The Wildcat players voted on their team captains at the beginning of the year and selected offensive players Mike Bell, Steve Fleming and Keoki Fraser, as well as defenders Andre Torrey, Carlos Williams and Darrell Brooks.
The offensive line at Arizona has strung together a pretty impressive list of starts. Center Keoki Fraser leads all Wildcat players on both sides of the ball with 33 career starts, including 27 straight. Joining him along the front five are tackle Chris Johnson (24 starts), guard Kili Lefotu (23 starts) and tackle Brandon Phillips (17 starts). Add in tight end Steve Fleming’s 15 starts, tackle Tanner Bell’s seven and guard John Abramo’s six and the group has combined for 125 career games started.
The Sports Group in Dallas, Texas, has announced that senior Keoki Fraser has been added to the Rimington Award Watch List. The award will be presented to the top collegiate center in the country at the conclusion of the 2004 season. The award is named in honor of Dave Rimington, a consensus All-American at Nebraska in 1981 and ?'82 ... Fraser has also been named to watch list for the Outland Trophy. The award has been presented to the top interior lineman on either side of the ball by Football Writers Association of America at the end of the year since 1946, making the Outland the third-oldest award presented in collegiate football behind only the Heisman Trophy and Maxwell Award ... Others added to watch lists early on are Mike Bell for the Doak Walker Award, presented to the top running back in the nation, and Danny Baugher for the Ray Guy Award, given to the top punter at the conclusion of the season.
Fling It To Fleming
After snagging just three balls for 30 yards in his first two season, senior tight end Steve Fleming is coming off an impressive 2003 campaign that saw him record 24 receptions for 252 yards and two touchdowns. His reception total from last season was the third-most in a year for any UA tight end since the Wildcats joined the Pac-10. A duplication of his numbers from last year in 2004 would place him among the top tight ends in school history. Currently Mark Keel (1981-82) holds the school record for both receptions (59) and yards receiving (856 yards) by a tight end, while former Wildcat Ron Beyer (1975-78) holds the record for the most touchdown receptions by a TE with seven.
Fans catching the Wildcats for the first time in 2004 might not recognize the team when they take the field for the first time this season. The reason? Arizona has changed the color of its helmets from primarily all white to a solid blue. The "Academic A" remains on the side, but it has no other markings or stripes and a blue face mask. The change marks the first time since 1980 that UA will be wearing a helmet that is a different primary color than white.
The solid blue helmet is the first time in school history that Arizona will take the field with head gear so colored.

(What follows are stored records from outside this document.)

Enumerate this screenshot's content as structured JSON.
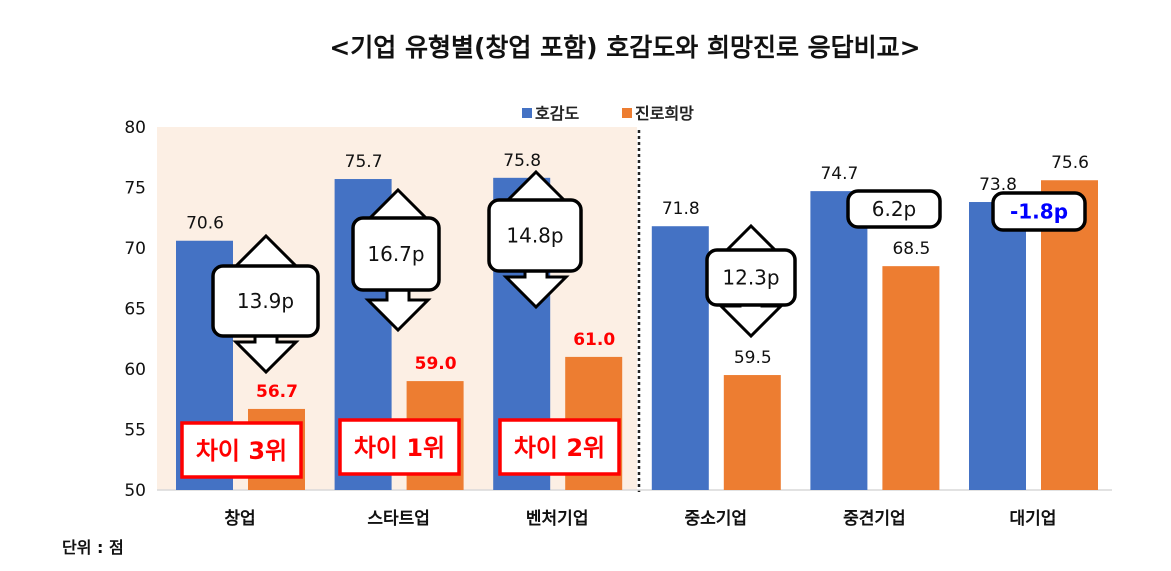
{
  "chart_data": {
    "type": "bar",
    "title": "<기업 유형별(창업 포함) 호감도와 희망진로 응답비교>",
    "categories": [
      "창업",
      "스타트업",
      "벤처기업",
      "중소기업",
      "중견기업",
      "대기업"
    ],
    "series": [
      {
        "name": "호감도",
        "color": "#4472C4",
        "values": [
          70.6,
          75.7,
          75.8,
          71.8,
          74.7,
          73.8
        ]
      },
      {
        "name": "진로희망",
        "color": "#ED7D31",
        "values": [
          56.7,
          59.0,
          61.0,
          59.5,
          68.5,
          75.6
        ]
      }
    ],
    "value_labels": {
      "호감도": [
        "70.6",
        "75.7",
        "75.8",
        "71.8",
        "74.7",
        "73.8"
      ],
      "진로희망": [
        "56.7",
        "59.0",
        "61.0",
        "59.5",
        "68.5",
        "75.6"
      ]
    },
    "ylim": [
      50,
      80
    ],
    "yticks": [
      "50",
      "55",
      "60",
      "65",
      "70",
      "75",
      "80"
    ],
    "legend_position": "top-center",
    "grid": false,
    "unit_note": "단위 : 점",
    "gap_labels": [
      "13.9p",
      "16.7p",
      "14.8p",
      "12.3p",
      "6.2p",
      "-1.8p"
    ],
    "rank_labels": [
      "차이 3위",
      "차이 1위",
      "차이 2위"
    ],
    "highlight_color": "#FCEFE4",
    "emphasis_color": "#FF0000",
    "negative_color": "#0000FF"
  }
}
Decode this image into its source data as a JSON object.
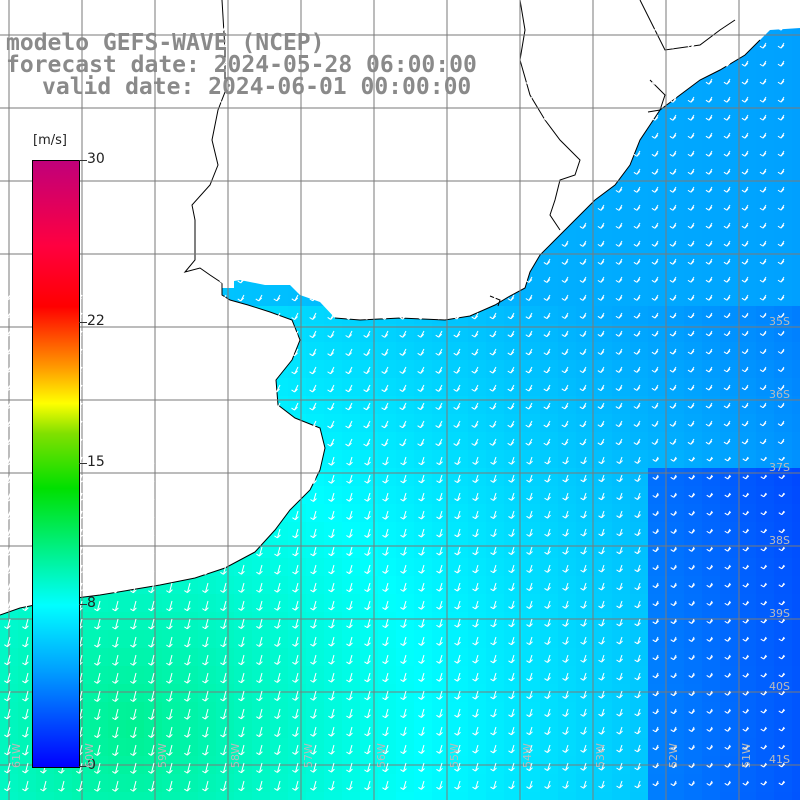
{
  "title": {
    "model": "modelo GEFS-WAVE (NCEP)",
    "forecast": "forecast date: 2024-05-28 06:00:00",
    "valid": "valid date: 2024-06-01 00:00:00"
  },
  "colorbar": {
    "unit": "[m/s]",
    "ticks": [
      {
        "value": 30,
        "label": "30"
      },
      {
        "value": 22,
        "label": "22"
      },
      {
        "value": 15,
        "label": "15"
      },
      {
        "value": 8,
        "label": "8"
      },
      {
        "value": 0,
        "label": "0"
      }
    ],
    "range": [
      0,
      30
    ]
  },
  "map": {
    "lat_labels": [
      {
        "lat": 35,
        "label": "35S"
      },
      {
        "lat": 36,
        "label": "36S"
      },
      {
        "lat": 37,
        "label": "37S"
      },
      {
        "lat": 38,
        "label": "38S"
      },
      {
        "lat": 39,
        "label": "39S"
      },
      {
        "lat": 40,
        "label": "40S"
      },
      {
        "lat": 41,
        "label": "41S"
      }
    ],
    "lon_labels": [
      {
        "lon": 61,
        "label": "61W"
      },
      {
        "lon": 60,
        "label": "60W"
      },
      {
        "lon": 59,
        "label": "59W"
      },
      {
        "lon": 58,
        "label": "58W"
      },
      {
        "lon": 57,
        "label": "57W"
      },
      {
        "lon": 56,
        "label": "56W"
      },
      {
        "lon": 55,
        "label": "55W"
      },
      {
        "lon": 54,
        "label": "54W"
      },
      {
        "lon": 53,
        "label": "53W"
      },
      {
        "lon": 52,
        "label": "52W"
      },
      {
        "lon": 51,
        "label": "51W"
      }
    ],
    "land_color": "#ffffff",
    "coast_color": "#000000",
    "grid_color": "#7a7a7a",
    "arrow_color": "#ffffff"
  }
}
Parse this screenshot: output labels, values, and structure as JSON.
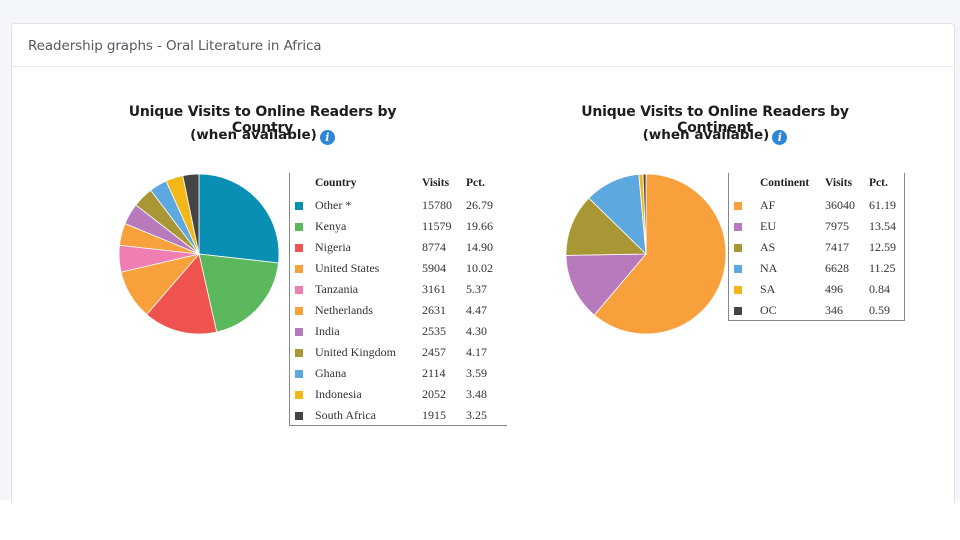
{
  "card": {
    "title": "Readership graphs - Oral Literature in Africa"
  },
  "chart_data": [
    {
      "type": "pie",
      "title": "Unique Visits to Online Readers by Country",
      "subtitle": "(when available)",
      "legend_headers": [
        "Country",
        "Visits",
        "Pct."
      ],
      "slices": [
        {
          "label": "Other *",
          "value": 15780,
          "pct": "26.79",
          "color": "#0a8fb4"
        },
        {
          "label": "Kenya",
          "value": 11579,
          "pct": "19.66",
          "color": "#5cb85c"
        },
        {
          "label": "Nigeria",
          "value": 8774,
          "pct": "14.90",
          "color": "#ef5350"
        },
        {
          "label": "United States",
          "value": 5904,
          "pct": "10.02",
          "color": "#f8a13c"
        },
        {
          "label": "Tanzania",
          "value": 3161,
          "pct": "5.37",
          "color": "#f07eb3"
        },
        {
          "label": "Netherlands",
          "value": 2631,
          "pct": "4.47",
          "color": "#f8a13c"
        },
        {
          "label": "India",
          "value": 2535,
          "pct": "4.30",
          "color": "#b77bbd"
        },
        {
          "label": "United Kingdom",
          "value": 2457,
          "pct": "4.17",
          "color": "#a99634"
        },
        {
          "label": "Ghana",
          "value": 2114,
          "pct": "3.59",
          "color": "#5da8de"
        },
        {
          "label": "Indonesia",
          "value": 2052,
          "pct": "3.48",
          "color": "#f2b718"
        },
        {
          "label": "South Africa",
          "value": 1915,
          "pct": "3.25",
          "color": "#454545"
        }
      ]
    },
    {
      "type": "pie",
      "title": "Unique Visits to Online Readers by Continent",
      "subtitle": "(when available)",
      "legend_headers": [
        "Continent",
        "Visits",
        "Pct."
      ],
      "slices": [
        {
          "label": "AF",
          "value": 36040,
          "pct": "61.19",
          "color": "#f8a13c"
        },
        {
          "label": "EU",
          "value": 7975,
          "pct": "13.54",
          "color": "#b77bbd"
        },
        {
          "label": "AS",
          "value": 7417,
          "pct": "12.59",
          "color": "#a99634"
        },
        {
          "label": "NA",
          "value": 6628,
          "pct": "11.25",
          "color": "#5da8de"
        },
        {
          "label": "SA",
          "value": 496,
          "pct": "0.84",
          "color": "#f2b718"
        },
        {
          "label": "OC",
          "value": 346,
          "pct": "0.59",
          "color": "#454545"
        }
      ]
    }
  ]
}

In looking back through photos in Arizona’s Heritage Hall, it has been found that former Wildcat great Art Lippino, UA’s "Cactus Comet", and his 1955 Wildcat teammates took the field in a helmet that featured blue around the sides with a red top. All other color photos over the years have shown that the Wildcat gridders have donned either primarily red or white bonnets.

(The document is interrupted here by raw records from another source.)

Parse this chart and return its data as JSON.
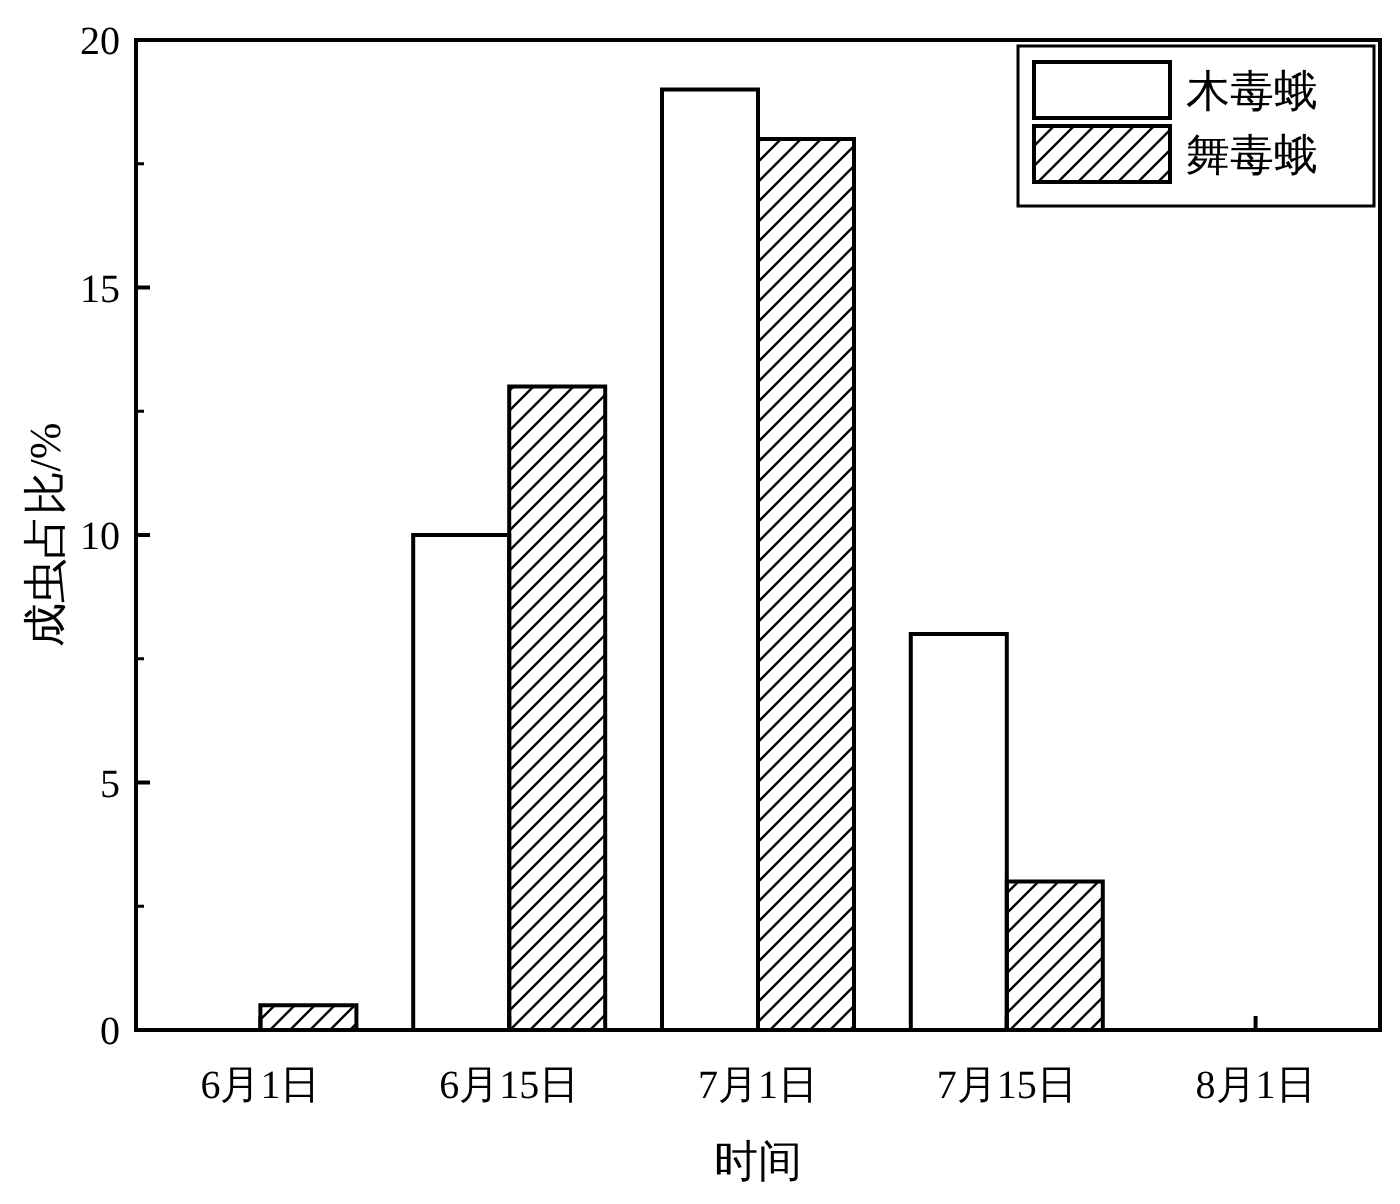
{
  "chart_data": {
    "type": "bar",
    "xlabel": "时间",
    "ylabel": "成虫占比/%",
    "categories": [
      "6月1日",
      "6月15日",
      "7月1日",
      "7月15日",
      "8月1日"
    ],
    "series": [
      {
        "name": "木毒蛾",
        "color": "#ffffff",
        "values": [
          0,
          10,
          19,
          8,
          0
        ]
      },
      {
        "name": "舞毒蛾",
        "color": "#ffffff",
        "values": [
          0.5,
          13,
          18,
          3,
          0
        ]
      }
    ],
    "ylim": [
      0,
      20
    ],
    "yticks": [
      0,
      5,
      10,
      15,
      20
    ],
    "grid": false,
    "legend": "top right"
  }
}
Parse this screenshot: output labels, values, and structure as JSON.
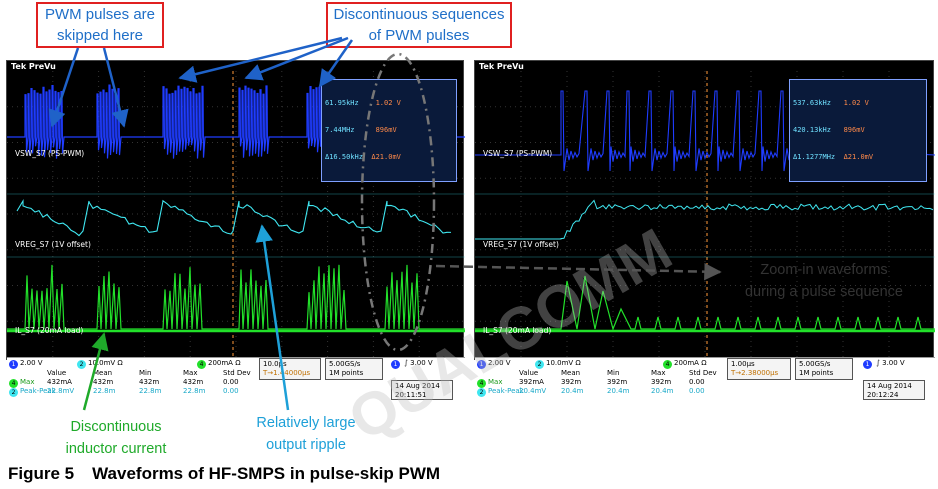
{
  "callouts": {
    "skipped": "PWM pulses are skipped here",
    "skipped_line1": "PWM pulses are",
    "skipped_line2": "skipped here",
    "sequences_line1": "Discontinuous sequences",
    "sequences_line2": "of PWM pulses",
    "zoom_line1": "Zoom-in waveforms",
    "zoom_line2": "during a pulse sequence",
    "inductor_line1": "Discontinuous",
    "inductor_line2": "inductor current",
    "ripple_line1": "Relatively large",
    "ripple_line2": "output ripple"
  },
  "colors": {
    "ch1": "#1f3cff",
    "ch2": "#3fe6f0",
    "ch4": "#22e02a",
    "callout_red": "#e02020",
    "callout_text_blue": "#1f6fc8",
    "callout_text_green": "#1faa2a",
    "callout_text_cyan": "#1ea0d8"
  },
  "left_scope": {
    "brand": "Tek PreVu",
    "meas": {
      "r1a": "61.95kHz",
      "r1b": "1.02 V",
      "r2a": "7.44MHz",
      "r2b": "896mV",
      "r3a": "Δ16.50kHz",
      "r3b": "Δ21.0mV"
    },
    "ch1_label": "VSW_S7 (PS-PWM)",
    "ch2_label": "VREG_S7 (1V offset)",
    "ch4_label": "IL_S7 (20mA load)",
    "status": {
      "ch1_scale": "2.00 V",
      "ch2_scale": "10.0mV Ω",
      "ch4_scale": "200mA Ω",
      "timebase": "10.0µs",
      "delay": "1.44000µs",
      "sample": "5.00GS/s",
      "points": "1M points",
      "trig_level": "3.00 V",
      "date": "14 Aug 2014",
      "time": "20:11:51",
      "hdr_value": "Value",
      "hdr_mean": "Mean",
      "hdr_min": "Min",
      "hdr_max": "Max",
      "hdr_std": "Std Dev",
      "row1_name": "Max",
      "row1_value": "432mA",
      "row1_mean": "432m",
      "row1_min": "432m",
      "row1_max": "432m",
      "row1_std": "0.00",
      "row2_name": "Peak-Peak",
      "row2_value": "22.8mV",
      "row2_mean": "22.8m",
      "row2_min": "22.8m",
      "row2_max": "22.8m",
      "row2_std": "0.00"
    }
  },
  "right_scope": {
    "brand": "Tek PreVu",
    "meas": {
      "r1a": "537.63kHz",
      "r1b": "1.02 V",
      "r2a": "420.13kHz",
      "r2b": "896mV",
      "r3a": "Δ1.1277MHz",
      "r3b": "Δ21.0mV"
    },
    "ch1_label": "VSW_S7 (PS-PWM)",
    "ch2_label": "VREG_S7 (1V offset)",
    "ch4_label": "IL_S7 (20mA load)",
    "status": {
      "ch1_scale": "2.00 V",
      "ch2_scale": "10.0mV Ω",
      "ch4_scale": "200mA Ω",
      "timebase": "1.00µs",
      "delay": "2.38000µs",
      "sample": "5.00GS/s",
      "points": "1M points",
      "trig_level": "3.00 V",
      "date": "14 Aug 2014",
      "time": "20:12:24",
      "hdr_value": "Value",
      "hdr_mean": "Mean",
      "hdr_min": "Min",
      "hdr_max": "Max",
      "hdr_std": "Std Dev",
      "row1_name": "Max",
      "row1_value": "392mA",
      "row1_mean": "392m",
      "row1_min": "392m",
      "row1_max": "392m",
      "row1_std": "0.00",
      "row2_name": "Peak-Peak",
      "row2_value": "20.4mV",
      "row2_mean": "20.4m",
      "row2_min": "20.4m",
      "row2_max": "20.4m",
      "row2_std": "0.00"
    }
  },
  "caption": {
    "number": "Figure 5",
    "text": "Waveforms of HF-SMPS in pulse-skip PWM"
  },
  "watermark": "QUALCOMM"
}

Cat’s Picked To Finish 10th
The Wildcats have been picked to finish 10th in the Pac-10 this season, but that doesn’t mean Arizona has to like it. Head coach Mike Stoops made that point at Pac-10 Media Day in Los Angeles.
"Expectations here (at Pac-10 Media Day) aren’t high. As a staff and as a team, our expectations are much higher. When I think of the past seven or eight months, I’m proud of what we’ve accomplished. When I took this position, I knew it would be a challenge in the beginning. The players have made it very easy for me and they’re excited about having some success on the football field again ... We feel we’re a stronger football team than we were back in December."
Who’s Up and Who’s Down
The following coaches will be on the sidelines during the game - head coach Mike Stoops, defensive coordinator Mark Stoops, tightends Steve Spurrier Jr., defensive ends/special teams Joe Robinson, receivers Charlie Williams, and offensive line Eric Wolford. Offensive coordinator Mike Canales, linebackers Tim Kish and running backs Kasey Dunn are all up in the press box along with GAs Travis Ochs and Kevin Patullo.

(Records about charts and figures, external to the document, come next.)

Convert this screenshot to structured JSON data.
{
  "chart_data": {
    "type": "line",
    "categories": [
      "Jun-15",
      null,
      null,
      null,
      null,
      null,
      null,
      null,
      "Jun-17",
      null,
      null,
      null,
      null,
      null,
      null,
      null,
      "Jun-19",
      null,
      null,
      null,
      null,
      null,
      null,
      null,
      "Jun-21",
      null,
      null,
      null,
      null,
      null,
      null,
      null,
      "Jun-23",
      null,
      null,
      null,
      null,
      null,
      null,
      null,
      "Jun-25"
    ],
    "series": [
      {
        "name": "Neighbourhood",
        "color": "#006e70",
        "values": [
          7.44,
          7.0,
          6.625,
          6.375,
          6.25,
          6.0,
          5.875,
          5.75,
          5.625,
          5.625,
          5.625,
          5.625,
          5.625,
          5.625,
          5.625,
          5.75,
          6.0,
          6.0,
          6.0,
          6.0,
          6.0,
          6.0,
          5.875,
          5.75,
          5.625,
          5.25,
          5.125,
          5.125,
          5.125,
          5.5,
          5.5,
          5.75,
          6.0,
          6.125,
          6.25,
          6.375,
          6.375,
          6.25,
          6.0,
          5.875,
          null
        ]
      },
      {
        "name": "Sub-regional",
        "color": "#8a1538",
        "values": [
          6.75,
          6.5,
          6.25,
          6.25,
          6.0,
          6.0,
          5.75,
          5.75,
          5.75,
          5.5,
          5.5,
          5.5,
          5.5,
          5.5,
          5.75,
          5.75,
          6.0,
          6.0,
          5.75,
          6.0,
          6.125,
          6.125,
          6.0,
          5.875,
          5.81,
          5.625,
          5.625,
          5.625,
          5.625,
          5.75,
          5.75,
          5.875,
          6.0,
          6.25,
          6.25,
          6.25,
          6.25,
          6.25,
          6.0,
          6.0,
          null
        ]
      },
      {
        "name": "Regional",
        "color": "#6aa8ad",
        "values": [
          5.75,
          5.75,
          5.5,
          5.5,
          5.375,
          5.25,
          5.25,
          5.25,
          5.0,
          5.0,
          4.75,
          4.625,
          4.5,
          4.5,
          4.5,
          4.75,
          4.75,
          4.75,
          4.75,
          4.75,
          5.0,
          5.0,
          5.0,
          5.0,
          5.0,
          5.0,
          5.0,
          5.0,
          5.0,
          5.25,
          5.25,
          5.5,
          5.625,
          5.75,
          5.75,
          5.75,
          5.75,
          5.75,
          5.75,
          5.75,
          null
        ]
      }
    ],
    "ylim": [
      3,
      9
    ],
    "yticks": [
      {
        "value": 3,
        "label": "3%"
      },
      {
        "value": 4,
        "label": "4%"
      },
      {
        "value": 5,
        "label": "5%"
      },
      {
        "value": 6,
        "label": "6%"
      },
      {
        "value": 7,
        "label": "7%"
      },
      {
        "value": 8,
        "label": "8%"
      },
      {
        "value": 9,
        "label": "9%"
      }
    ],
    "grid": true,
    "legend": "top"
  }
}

Cats To Face Tough Slate in 2004
After a 2003 season that saw the Wildcats play both national champions (LSU and USC) and seven other teams that participated in bowl games, the 2004 schedule couldn’t get any harder, right? Well the early forecast predicts another tough slate for the Cardinal and Navy. Right from the start the Wildcats have been tested, as opening day opponent NAU (2-2) played the Wildcats tough in a 21-3 loss. Utah (5-0) is the early pick to win the Mountain West Conference after rolling to a undefeated start. Wisconsin remains unblemished as well with a 5-0 mark. Arizona will face four straight games against 2003 bowl teams, including No. 10 Cal (3-0) and at UCLA (3-1). Arizona’s final month features a road trip to Seattle to face the Huskies (0-3), a jaunt to LA to face top-ranked USC (4-0) and match up with No.22-ranked rival Arizona State (5-0) in the final game of the year for the Territorial Cup. Combined, Arizona’s 2004 opponents posted an 89-52 record last year, including a 5-3 mark in bowl games.